Un crujido resonó en el silencio de la galería.

Un crujido.

Y una boca que se alza sonriendo, con un dedo entre los dientes.

Y un grito:

—¡Bestia comunista!

El grito es de la hermana María de los Serafines. Mercedes acerca su pañito almidonado al pie del Niño Jesús y cubre su amputación como quien cura una herida. La monja vuelve a gritar:

—¡Bestia comunista!

Y propina un golpe seco con el puño cerrado en la boca de Tomasa.

Un vuelo de hábitos, de anchas mangas blancas dirigidas a un rostro que no ha perdido la sonrisa.

La fuerza del puñetazo hace escupir a la sacrílega, y el dedo del Niño Dios vuela con las tocas por los aires. Ha terminado el besa pie. La hermana María de los Serafines ordena la búsqueda del dedo cercenado. Y las reclusas rompen la formación sofocando una carcajada.

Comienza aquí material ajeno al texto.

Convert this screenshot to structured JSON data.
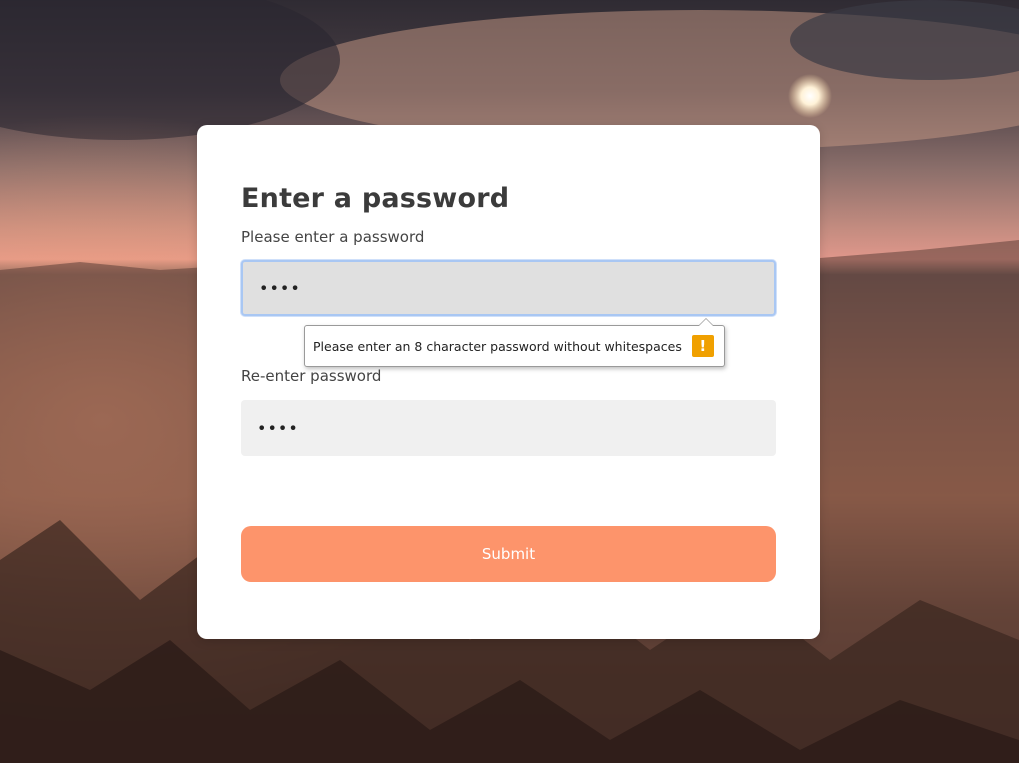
{
  "form": {
    "title": "Enter a password",
    "password_label": "Please enter a password",
    "password_value": "••••",
    "confirm_label": "Re-enter password",
    "confirm_value": "••••",
    "submit_label": "Submit"
  },
  "tooltip": {
    "message": "Please enter an 8 character password without whitespaces",
    "icon_symbol": "!"
  },
  "colors": {
    "submit": "#fd946b",
    "warning": "#f0a000",
    "focus_border": "#a9c7f3"
  }
}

A Elvira se le escapan dos lágrimas al intentar controlar su sofoco, y Hortensia se lleva las manos al vientre y exclama:

—¡Ay, madre mía! ¡Ay, madre mía de mi vida y de mi corazón!

Para no reír, las reclusas buscan el dedo perdido sin mirarse unas a otras. Para no reír, no miran a Tomasa.

 —¡Aquí está!

Es Reme, que ha encontrado el dedito de Dios y se lo entrega a la monja.